La situation est préoccupante. Actuellement, la dette publique française a atteint 3 482,2 milliards d'euros, enregistrant une hausse de près de 66 milliards d'euros entre les deuxième et troisième trimestres de 2025, d'après les dernières données de l'Insee. Ce chiffre représente un record absolu.
Au-delà de la seule augmentation, c'est la trajectoire de l'endettement, jugée alarmante, qui interpelle. Comme le souligne l'économiste Sylvain Bersinger dans une analyse partagée avec BFM Business, "La France est devenue un élève en difficulté par rapport à ses voisins en matière de finances publiques." Il s'inquiète particulièrement de ce déclassement et de la durabilité de cette tendance.
Selon le Fonds Monétaire International (FMI), le ratio de la dette publique par rapport au PIB devrait atteindre 116,5% en 2025, contre seulement 59,7% il y a vingt-cinq ans. À titre de comparaison, le niveau moyen de la zone euro se situe désormais à 87,8%.

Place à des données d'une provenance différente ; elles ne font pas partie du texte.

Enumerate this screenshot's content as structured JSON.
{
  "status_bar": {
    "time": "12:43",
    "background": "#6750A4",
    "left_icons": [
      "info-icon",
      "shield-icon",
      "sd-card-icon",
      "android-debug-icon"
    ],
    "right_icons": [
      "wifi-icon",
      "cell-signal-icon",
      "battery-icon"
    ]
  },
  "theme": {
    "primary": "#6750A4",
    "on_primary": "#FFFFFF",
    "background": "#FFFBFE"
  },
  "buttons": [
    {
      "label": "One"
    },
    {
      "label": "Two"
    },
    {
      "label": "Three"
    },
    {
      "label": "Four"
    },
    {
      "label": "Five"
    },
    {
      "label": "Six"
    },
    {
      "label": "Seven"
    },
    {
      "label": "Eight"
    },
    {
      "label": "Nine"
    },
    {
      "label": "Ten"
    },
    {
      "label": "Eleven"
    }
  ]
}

Des taux parmi les plus élevés de la zone euro
Les taux d'intérêt auxquels l'État emprunte sont également révélateurs. Alors que la France avait l'un des taux les plus compétitifs de l'eurozone il y a encore quelques années, elle fait face à une augmentation massive de ses coûts d'emprunt. "Un État peut généralement continuer à fonctionner tant qu'il trouve des prêteurs prêts à accepter des taux faibles," explique Bersinger. Si cette tendance s'inverse, les conséquences pour les finances publiques pourraient être désastreuses.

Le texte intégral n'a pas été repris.